Ready for Confetti, Robert Earl Keen looks forward to singing for a hometownHouston crowd
Yes, it’s true: For Robert Earl Keen, the road actually does go on forever. And the party never really ends. Indeed, if you just take a gander at the website of this eclectically inclined country-rocker, you’ll see what a relentlessly touring entertainer he is.
On Wednesday, the road takes Keen back to Houston, for a gig at one of his very favorite venues, The House of Blues. The Sharpstown High grad is looking forward to playing for a hometown crowd, because he knows what to expect from a boisterous audience of H-Town hearty-partiers.
And since Wednesday still counts as part of the Christmas season, he knows pretty much what the audience expects as well.
CultureMap: This time of year, I would imagine your fans are demanding to hear “Merry Christmas from the Family” [Keen’s signature tune about a drunken holiday gathering] even more than “The Road Goes On Forever,” right?
Robert Earl Keen: Absolutely. I think whenever I come around to this time of year, every year, I tell myself, “OK, I’m gonna see if I can just go out there and stand out there for an hour, and then play that song and just walk off, and see if that works.” I don’t know – I guess it’s kind of a funny, smart-ass fantasy.
"And I know there are people who don’t like Houston, or have a hard time defending it, because it’s sprawled out or whatever. But for me, personally – I guess it’s because I grew up there, I don’t know. But I always feel totally at peace in Houston."
But, yeah, there is a definite feeling that no matter what we’re playing, how good we’re doing, how many people are screaming “Robert Earl Keen! Robert Earl Keen! Robert Earl Keen!” – they’re still just waiting for this one song. I know that’s happening, I know there’s no way I’m going to get out of the building alive without playing it. So it’s a matter of, OK, let’s have enough anticipation to let everybody be excited about it – but not too much for them to get pissed off.
CM: Is there a special vibe you get from playing for a hometown audience?
REK: First off, the answer would be yes. And then I would have to say that, as long as I’ve been away, I always immediately feel at peace whenever I go back to Houston. Even when I’m on the freeway, I’m at peace. Houston has a certain vibe that no other place has. And I know there are people who don’t like Houston, or have a hard time defending it, because it’s sprawled out or whatever. But for me, personally – I guess it’s because I grew up there, I don’t know. But I always feel totally at peace in Houston.
CM: Ready for Confetti is the title of your latest… well, wait a minute. I guess they don’t call them albums anymore.
REK: No, they still call them albums. Or CDs. Projects. Episodes. [Laughs] Tragedies. Mistakes.

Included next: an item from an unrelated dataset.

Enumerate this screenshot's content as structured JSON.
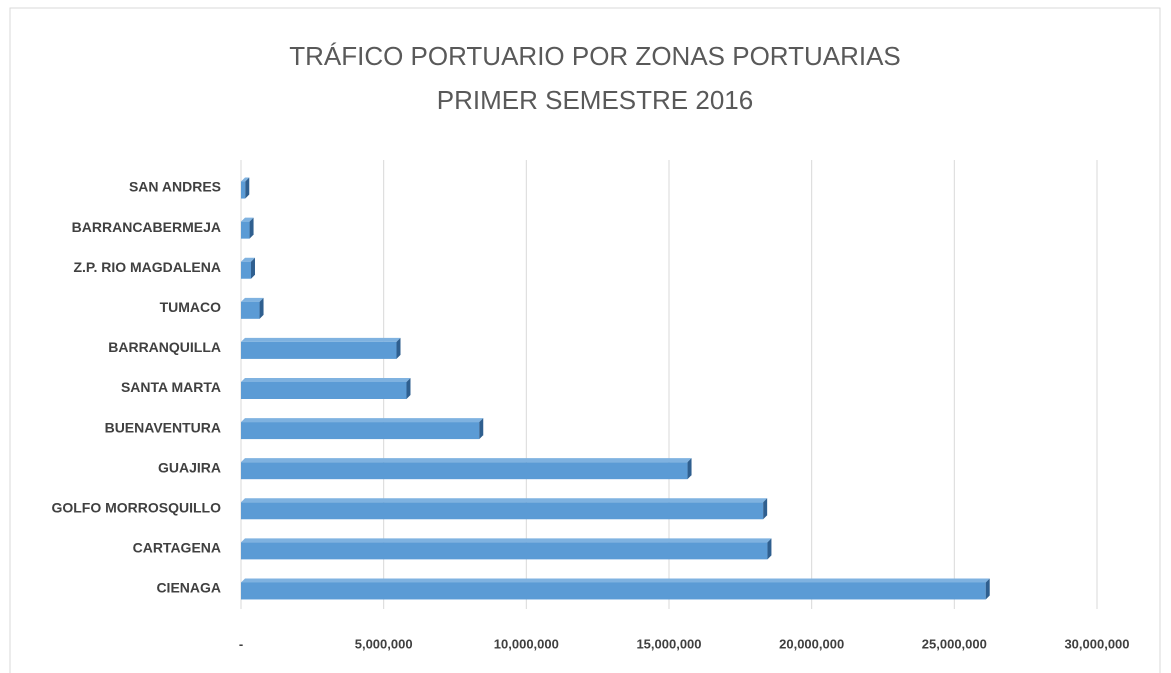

CM: Well, OK then. Like all of your albums, it’s a crazy-quilt mix of musical styles, ranging pure country to folk to country rock to Americana and on and on. And there’s diversity within individual songs -- like “I Gotta Go,” which sounds bouncy and cheery only until you really listen to the lyrics, and you realize it’s a pretty dang dark account of a guy who’s been spending his life racing toward his death.
REK: [Laughs] You’re right, it does have kind of a dark thing going. But it’s not near as dark as I’ve been in the past.
CM: But does this diversity ever work against you in terms of building an audience? Because, really, it’s not like I can give somebody who’s never heard your music a copy of Ready for Confetti – or any one of your albums, really – and tell them, “All right, this is typical Robert Earl Keen.”
REK: Well, because this is the way I am, I have to feel like my diversity is my strength. And the reason why I’ve been able to have a career that’s gone on now for nearly 30 years. As far as fans go, it’s like I always say: I’m like a Milton Bradley game, good for folks 8 to 80. When people come to hear me perform – unless they just don’t like me, they’re going to find something they like in the show.
CM: You are a true Texas cowboy, in that you actually maintain a ranch near your home in Kerrville. What’s a typical day at the ranch like for you?
REK: Oh, I kind of clean up a few things. Fix up the tack room. I’ve got three horses, so I’ve got to feed them. And I’ve got an old Dodge Dart – a ’63 Dodge Dart that my grandmother gave me. I start it up every time I go to the ranch, just to keep it running.
And occasionally I take people out hunting. There’s a pool there, so in the summertime I hang out by the pool. And when I write, I have this shack I call the Scriptorium where I write. I have about a half-dozen guitars up there, and about a thousand cowboy books. So I play my guitars, read these books – and build a campfire outside the door and eat deer sausage.